Subscription model fatigue
By Jared Fossey, Product Strategist
Everything that is old is new again. The boom in subscription businesses means you can now subscribe to just about anything – from Netflix and online gaming, to toilet paper and razors. But the influx of innovative new entrants is creating a new problem as the market becomes saturated.
With multiple smaller groceries offering subscription services, consumers are effectively paying for overheads in each of the individual businesses to a point where the cost of the individual subscriptions can rival the cost of purchasing the items individually from supermarkets. The same is true for streaming television, where in order to watch some of the most popular shows (Game of Thrones, Stranger Things, The Walking Dead), it’s becoming necessary to manage multiple subscriptions like Netflix, HBO and Hulu, adding up to a cost that can be compared to traditional pay TV.
The trend is a natural evolution as we tear down inefficient legacy infrastructure like supply chains and manual exchanges, and replace them with digital versions. But every new solution creates a new problem. This problem didn’t emerge until enough people were purchasing these kinds of businesses. The subscription model has become the go to, but as we all fatigue of that long list of monthly outgoings – it pays to bring our focus back to the mental model of the customer. Sounds like a total ‘duh’ statement, but I think the promise of that shiny new subscription model is clouding the minds of many.
Unless you are a big player like Google or Apple, who have the potential to up their game and offer month-on-month value across verticals, then here are some of our hot tips for checking yourself and not falling into this shiny, new trap:
1. Identify your customers’ mental models around paying for the kind of value you create. Is it a flat rate? Is it something that should be discounted when bought in bulk? Is it a program that gets cheaper over time with more use? Or is it a one-off fee?
2. Identify your customers’ consumption behaviours. Do they consume once a year? Like Airbnb? Do they consume sporadically and unpredictably, sometimes once a week, sometimes several in an evening, like Uber? Do they want unlimited access, like Netflix?

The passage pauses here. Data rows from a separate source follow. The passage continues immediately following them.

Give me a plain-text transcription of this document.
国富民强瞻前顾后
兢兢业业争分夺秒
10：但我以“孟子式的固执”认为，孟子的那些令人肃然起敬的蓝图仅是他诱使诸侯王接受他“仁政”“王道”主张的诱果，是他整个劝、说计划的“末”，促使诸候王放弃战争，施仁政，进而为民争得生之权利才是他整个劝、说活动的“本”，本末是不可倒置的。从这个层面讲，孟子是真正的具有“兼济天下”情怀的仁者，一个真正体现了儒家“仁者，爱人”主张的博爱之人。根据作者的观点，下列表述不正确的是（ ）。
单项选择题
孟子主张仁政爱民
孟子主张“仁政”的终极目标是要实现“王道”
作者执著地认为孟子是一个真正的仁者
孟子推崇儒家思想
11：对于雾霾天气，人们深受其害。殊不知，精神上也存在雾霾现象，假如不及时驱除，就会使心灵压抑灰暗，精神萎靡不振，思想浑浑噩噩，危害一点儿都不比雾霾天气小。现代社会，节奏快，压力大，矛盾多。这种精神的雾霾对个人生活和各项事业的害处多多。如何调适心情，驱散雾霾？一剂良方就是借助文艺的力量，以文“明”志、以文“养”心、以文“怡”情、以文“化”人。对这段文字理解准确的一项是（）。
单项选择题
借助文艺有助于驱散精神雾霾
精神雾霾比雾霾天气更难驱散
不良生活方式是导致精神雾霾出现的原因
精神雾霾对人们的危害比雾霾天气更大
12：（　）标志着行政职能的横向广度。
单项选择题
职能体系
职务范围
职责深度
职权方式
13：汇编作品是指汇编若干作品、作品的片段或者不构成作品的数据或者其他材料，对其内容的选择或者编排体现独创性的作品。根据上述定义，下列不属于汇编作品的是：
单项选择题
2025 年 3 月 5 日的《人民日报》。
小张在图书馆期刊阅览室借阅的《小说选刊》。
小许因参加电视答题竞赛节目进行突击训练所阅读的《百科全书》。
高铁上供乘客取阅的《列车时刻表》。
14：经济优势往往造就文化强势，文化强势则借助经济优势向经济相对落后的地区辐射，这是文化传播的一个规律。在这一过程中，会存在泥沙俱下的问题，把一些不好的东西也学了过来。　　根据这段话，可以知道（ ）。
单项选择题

3. Identify trends in consumption behaviours. Is there a likelihood that a firehose-style, unlimited access tier is going to become valuable at some point? Imagine a subscription model to Airbnb so you can fly anywhere and stay anywhere – unlocked if a customer spends 150 days a year in Airbnb accommodation. Or, a flat-rate for Uber users who have travelled at least twice every business day for a percentage of days in a given year.
4. Most crucially, make sure you can create a good deal for users, or at least the opportunity for users to make a good deal. Buying a movie on iTunes might cost $20, but subscribing to Netflix allows a user to watch hundreds of movies for the same cost (per month). Customers might not watch anything at all, but by being able to turn that into a good deal, the control is in the their hands.
Alternately, there might be an opportunity to become an over-the-top platform to manage all of these sprawling subscriptions, which could become the ticket that single-market players like Spotify or Dollar Shave Club need to compete.